Spotkanie odbyło się w ramach Strategicznego Forum Bezpieczeństwa, które ma na celu wypracowanie koncepcji działań na rzecz wzmocnienia strategicznej odporności kraju na różne zagrożenia.
- To krok w dobrym kierunku, można odnieść wrażenie, że instytucje państwowe chcą wykorzystać potencjał naszych organizacji. W czasie spotkania pojawiały się różne pomysły na ten temat - my przedstawiliśmy propozycję stworzenia Krajowego Systemu AK i nie została ona odrzucona. Generalnie chodzi o to, aby funkcjonowanie organizacji pozarządowych obronnych włożyć w ramy prawne - mówi "Rz" Stanisław Drosio, wiceprezes stowarzyszenia Obrona Narodowa pl.
- Spotkania takie będą kontynuowane. W czasie tego ustaliliśmy, że z jednej strony zajmiemy się inwentaryzacją zadań w zakresie obronności adresowanych do organizacji pozarządowych, z drugiej oczekujemy od tych organizacji konkretnych ofert. Musimy także wiedzieć, do czego mogą się te organizacje zobowiązać - tłumaczy gen. prof. Stanisław Koziej, szef Biura Bezpieczeństwa Narodowego.
Zdaniem gen. Stanisława Kozieja organizacje proobronne z jednej strony mogłyby uczestniczyć w reformowaniu Narodowych Sił Rezerwowych, ale także mogłyby uczestniczyć w szkoleniu rezerwistów "traktowanych jako zadanie zlecone". Mogłyby się włączyć w tworzenie rezerwowych jednostek, a na wypadek wojny włączone do obrony terytorialnej. Jego zdaniem organizacje pozarządowe powinny wypracować własne doktryny uwzględniające pomoc strukturom państwa. Mogłyby to być np. zadania o charakterze operacyjnym - wypełniane w razie zagrożenia i wojny, zadania szkoleniowe świadczone na rzecz wojska, policji, Straży Granicznej i pożarnej oraz innych instytucji państwowych. Mogłyby także uczestniczyć w "szkoleniu ludności cywilnej, krzewieniu świadomości, uczulaniem młodzieży na sprawy bezpieczeństwa".
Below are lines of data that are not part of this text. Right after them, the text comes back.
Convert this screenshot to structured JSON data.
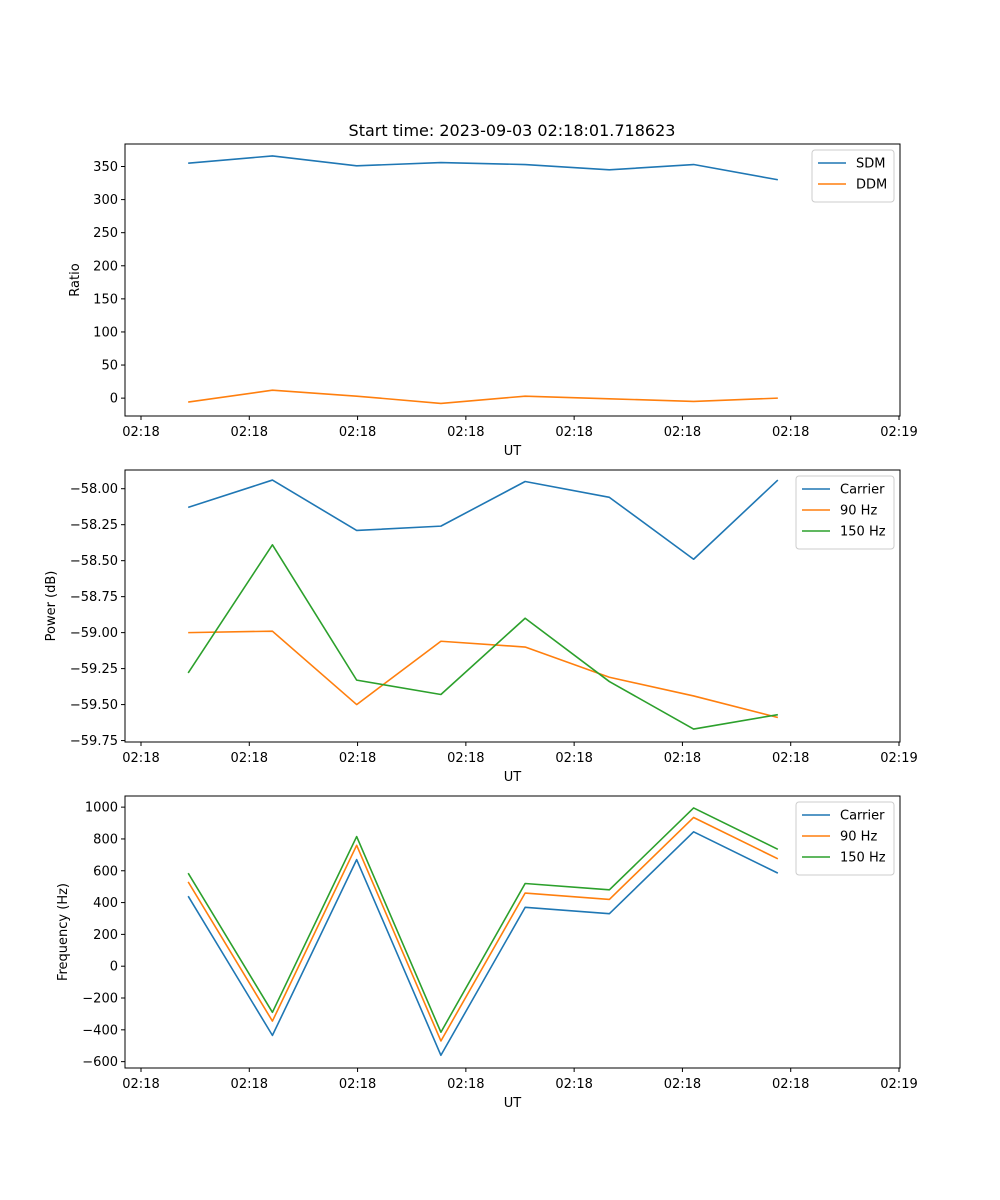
{
  "figure_title": "Start time: 2023-09-03 02:18:01.718623",
  "chart_data": [
    {
      "type": "line",
      "title": "Start time: 2023-09-03 02:18:01.718623",
      "xlabel": "UT",
      "ylabel": "Ratio",
      "x_tick_labels": [
        "02:18",
        "02:18",
        "02:18",
        "02:18",
        "02:18",
        "02:18",
        "02:18"
      ],
      "x_end_tick_label": "02:19",
      "x": [
        1,
        2,
        3,
        4,
        5,
        6,
        7,
        8
      ],
      "xlim": [
        0.25,
        9.45
      ],
      "ylim": [
        -27,
        384
      ],
      "yticks": [
        0,
        50,
        100,
        150,
        200,
        250,
        300,
        350
      ],
      "legend_position": "top-right",
      "series": [
        {
          "name": "SDM",
          "color": "#1f77b4",
          "values": [
            355,
            366,
            351,
            356,
            353,
            345,
            353,
            330
          ]
        },
        {
          "name": "DDM",
          "color": "#ff7f0e",
          "values": [
            -6,
            12,
            3,
            -8,
            3,
            -1,
            -5,
            0
          ]
        }
      ]
    },
    {
      "type": "line",
      "title": "",
      "xlabel": "UT",
      "ylabel": "Power (dB)",
      "x_tick_labels": [
        "02:18",
        "02:18",
        "02:18",
        "02:18",
        "02:18",
        "02:18",
        "02:18"
      ],
      "x_end_tick_label": "02:19",
      "x": [
        1,
        2,
        3,
        4,
        5,
        6,
        7,
        8
      ],
      "xlim": [
        0.25,
        9.45
      ],
      "ylim": [
        -59.76,
        -57.87
      ],
      "yticks": [
        -59.75,
        -59.5,
        -59.25,
        -59.0,
        -58.75,
        -58.5,
        -58.25,
        -58.0
      ],
      "ytick_labels": [
        "−59.75",
        "−59.50",
        "−59.25",
        "−59.00",
        "−58.75",
        "−58.50",
        "−58.25",
        "−58.00"
      ],
      "legend_position": "top-right",
      "series": [
        {
          "name": "Carrier",
          "color": "#1f77b4",
          "values": [
            -58.13,
            -57.94,
            -58.29,
            -58.26,
            -57.95,
            -58.06,
            -58.49,
            -57.94
          ]
        },
        {
          "name": "90 Hz",
          "color": "#ff7f0e",
          "values": [
            -59.0,
            -58.99,
            -59.5,
            -59.06,
            -59.1,
            -59.31,
            -59.44,
            -59.59
          ]
        },
        {
          "name": "150 Hz",
          "color": "#2ca02c",
          "values": [
            -59.28,
            -58.39,
            -59.33,
            -59.43,
            -58.9,
            -59.34,
            -59.67,
            -59.57
          ]
        }
      ]
    },
    {
      "type": "line",
      "title": "",
      "xlabel": "UT",
      "ylabel": "Frequency (Hz)",
      "x_tick_labels": [
        "02:18",
        "02:18",
        "02:18",
        "02:18",
        "02:18",
        "02:18",
        "02:18"
      ],
      "x_end_tick_label": "02:19",
      "x": [
        1,
        2,
        3,
        4,
        5,
        6,
        7,
        8
      ],
      "xlim": [
        0.25,
        9.45
      ],
      "ylim": [
        -640,
        1070
      ],
      "yticks": [
        -600,
        -400,
        -200,
        0,
        200,
        400,
        600,
        800,
        1000
      ],
      "ytick_labels": [
        "−600",
        "−400",
        "−200",
        "0",
        "200",
        "400",
        "600",
        "800",
        "1000"
      ],
      "legend_position": "top-right",
      "series": [
        {
          "name": "Carrier",
          "color": "#1f77b4",
          "values": [
            440,
            -435,
            670,
            -560,
            370,
            330,
            845,
            585
          ]
        },
        {
          "name": "90 Hz",
          "color": "#ff7f0e",
          "values": [
            530,
            -345,
            760,
            -470,
            460,
            420,
            935,
            675
          ]
        },
        {
          "name": "150 Hz",
          "color": "#2ca02c",
          "values": [
            585,
            -290,
            815,
            -415,
            520,
            480,
            995,
            735
          ]
        }
      ]
    }
  ]
}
Generał Koziej jest przeciwny tworzeniu, jak to nazwał "wojska prywatnego", czy działania tych organizacji poza siłami zbrojnymi.
- Ustaliliśmy, że struktury państwowe powinny zidentyfikować obszary działań, w których mogłyby oczekiwać wsparcia od stowarzyszeń - powiedział po spotkaniu szef BBN. Zapowiedział, że będą kolejne spotkania z takimi organizacjami, wezmą w nim udział także przedstawiciele MON.
- BBN tworzy platformę spotkań z organizacjami proobronnymi i dobrze - ocenia Stanisław Drosio.